When working with large datasets, I strongly believe it’s almost always better to stream the data rather than loading everything into memory at once.

If you’ve used DuckDB with Python, you probably know that DuckDB can query Pandas DataFrames directly. What I wasn’t sure about, however, was whether DuckDB could consume data produced by a Python generator function.

It turns out that it can—and in this post, I’ll show you how.

import duckdb
import pyarrow as pa

# Example schema
schema = pa.schema([
  pa.field("color", pa.string()),
  pa.field("count", pa.int64())
])

# An example record batch of 1024 rows
fixed_batch = pa.RecordBatch.from_pylist(
    [{"color": "green" * 10, "count": 1}] * 1024,
    schema=schema,
)

# Here is a generator function that will produce 50,000,000 batches
# which is far more than what will fit into memory on my MacBook Air.
1def batch_generator():
    for i in range(50000000):
        print("Getting batch for iteration:", i)
        yield fixed_batch
    print("Finished generation")

# Create a RecordBatchReader from generator
2reader = pa.RecordBatchReader.from_batches(schema, batch_generator())

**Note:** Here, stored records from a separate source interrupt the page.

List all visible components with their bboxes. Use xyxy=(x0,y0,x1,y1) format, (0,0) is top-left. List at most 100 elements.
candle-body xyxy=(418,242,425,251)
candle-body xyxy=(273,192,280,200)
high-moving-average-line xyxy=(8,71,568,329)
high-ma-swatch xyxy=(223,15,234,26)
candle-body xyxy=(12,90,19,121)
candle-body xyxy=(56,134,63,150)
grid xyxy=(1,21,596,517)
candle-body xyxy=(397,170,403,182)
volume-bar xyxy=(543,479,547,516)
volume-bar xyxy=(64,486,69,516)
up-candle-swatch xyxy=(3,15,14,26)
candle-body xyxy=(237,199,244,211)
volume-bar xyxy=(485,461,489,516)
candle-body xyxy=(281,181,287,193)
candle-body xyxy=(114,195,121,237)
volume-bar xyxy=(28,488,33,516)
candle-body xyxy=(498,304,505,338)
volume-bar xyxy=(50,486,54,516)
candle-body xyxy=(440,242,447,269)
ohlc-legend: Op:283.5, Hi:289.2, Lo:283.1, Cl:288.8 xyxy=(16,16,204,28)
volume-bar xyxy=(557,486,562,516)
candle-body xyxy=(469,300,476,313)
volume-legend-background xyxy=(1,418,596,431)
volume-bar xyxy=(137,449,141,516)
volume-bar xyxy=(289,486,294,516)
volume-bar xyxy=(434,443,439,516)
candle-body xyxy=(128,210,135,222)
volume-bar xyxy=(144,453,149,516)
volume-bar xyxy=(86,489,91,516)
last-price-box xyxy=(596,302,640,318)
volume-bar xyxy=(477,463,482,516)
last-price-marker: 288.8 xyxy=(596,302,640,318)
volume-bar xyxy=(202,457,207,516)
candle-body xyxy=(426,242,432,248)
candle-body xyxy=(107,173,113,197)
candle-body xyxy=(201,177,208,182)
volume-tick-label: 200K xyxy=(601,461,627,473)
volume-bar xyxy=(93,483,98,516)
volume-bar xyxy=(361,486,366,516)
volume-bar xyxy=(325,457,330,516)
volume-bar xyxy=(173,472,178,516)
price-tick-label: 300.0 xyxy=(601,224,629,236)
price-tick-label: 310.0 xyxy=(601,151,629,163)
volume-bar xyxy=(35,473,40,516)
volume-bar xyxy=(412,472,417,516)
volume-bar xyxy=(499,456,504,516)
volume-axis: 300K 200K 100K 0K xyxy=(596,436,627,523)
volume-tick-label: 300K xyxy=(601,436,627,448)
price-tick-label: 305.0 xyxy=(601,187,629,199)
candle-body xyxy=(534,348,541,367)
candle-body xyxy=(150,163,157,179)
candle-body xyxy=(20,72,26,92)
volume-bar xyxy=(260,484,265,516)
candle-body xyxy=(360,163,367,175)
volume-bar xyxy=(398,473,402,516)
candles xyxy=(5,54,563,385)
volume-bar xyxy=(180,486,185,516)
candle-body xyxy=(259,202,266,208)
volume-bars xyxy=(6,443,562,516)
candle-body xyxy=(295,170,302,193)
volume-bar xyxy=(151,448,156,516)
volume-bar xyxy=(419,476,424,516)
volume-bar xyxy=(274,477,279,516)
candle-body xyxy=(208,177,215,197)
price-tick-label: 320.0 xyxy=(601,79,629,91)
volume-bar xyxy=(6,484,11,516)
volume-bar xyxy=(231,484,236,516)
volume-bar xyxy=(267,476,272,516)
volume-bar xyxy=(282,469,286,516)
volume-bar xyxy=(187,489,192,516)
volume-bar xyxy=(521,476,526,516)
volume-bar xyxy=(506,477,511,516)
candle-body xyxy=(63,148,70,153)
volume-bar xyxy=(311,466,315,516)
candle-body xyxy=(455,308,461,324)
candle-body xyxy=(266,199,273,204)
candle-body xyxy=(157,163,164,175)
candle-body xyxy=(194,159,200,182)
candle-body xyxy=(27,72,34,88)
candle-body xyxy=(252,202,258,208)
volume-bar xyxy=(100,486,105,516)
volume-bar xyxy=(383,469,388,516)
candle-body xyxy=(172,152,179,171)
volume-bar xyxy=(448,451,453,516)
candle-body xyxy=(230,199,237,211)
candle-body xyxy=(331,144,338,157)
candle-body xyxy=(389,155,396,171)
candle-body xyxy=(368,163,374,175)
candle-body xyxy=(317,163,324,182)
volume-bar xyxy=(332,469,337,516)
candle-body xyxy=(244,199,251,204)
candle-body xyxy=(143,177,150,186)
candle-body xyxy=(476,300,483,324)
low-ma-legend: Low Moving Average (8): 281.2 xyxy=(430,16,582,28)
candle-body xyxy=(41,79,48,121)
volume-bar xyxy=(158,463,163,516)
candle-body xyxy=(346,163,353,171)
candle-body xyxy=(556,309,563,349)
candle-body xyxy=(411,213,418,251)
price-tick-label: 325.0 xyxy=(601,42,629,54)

# Register the reader as a DuckDB table
con = duckdb.connect()
3con.register("example", reader)
print(con.execute("COPY (select * from example) to 'foo.parquet'").fetchall())

1: Streaming Generator – The batch_generator() function doesn’t load the entire dataset into memory. Instead, it yields batches on demand. In this example, each batch contains 1,024 rows, but imagine we have 50 million batches—all handled efficiently without exhausting memory.
2: Arrow RecordBatchReader – By wrapping our generator in a RecordBatchReader, we make it fully compatible with DuckDB. This allows DuckDB to consume the data in a streaming, memory-efficient way.
3: Register as a Table – DuckDB treats the reader like any other SQL table. You can query it, join it with other sources, or stream it directly to Parquet using COPY.

Warning

If you were to scan the data more than once, this pattern isn’t going to work well because the reader is not able to be reset to the beginning of the generator. Additionally if DuckDB tries to scan the generator in parallel that will not work either.

Why This Matters

Memory-friendly: Never load huge datasets all at once, just stream them.
SQL on live data: Run full SQL queries on streams.
Direct export: Write to Parquet while applying partitioning is very easy.
Composable: Batches can come from anywhere — an API, a message queue, simulations, or another Arrow-based system.

This pattern turns DuckDB into capable streaming query engine, not just a static file processor. At Query.Farm, this is how we handle massive, continuously generated datasets efficiently, elegantly, and reliably.

Streaming data into DuckDB using Arrow is one of those little tricks that opens up big possibilities. Once you start thinking in batches instead of monolithic tables, you can build pipelines that were previously impossible with pure in-memory workflows.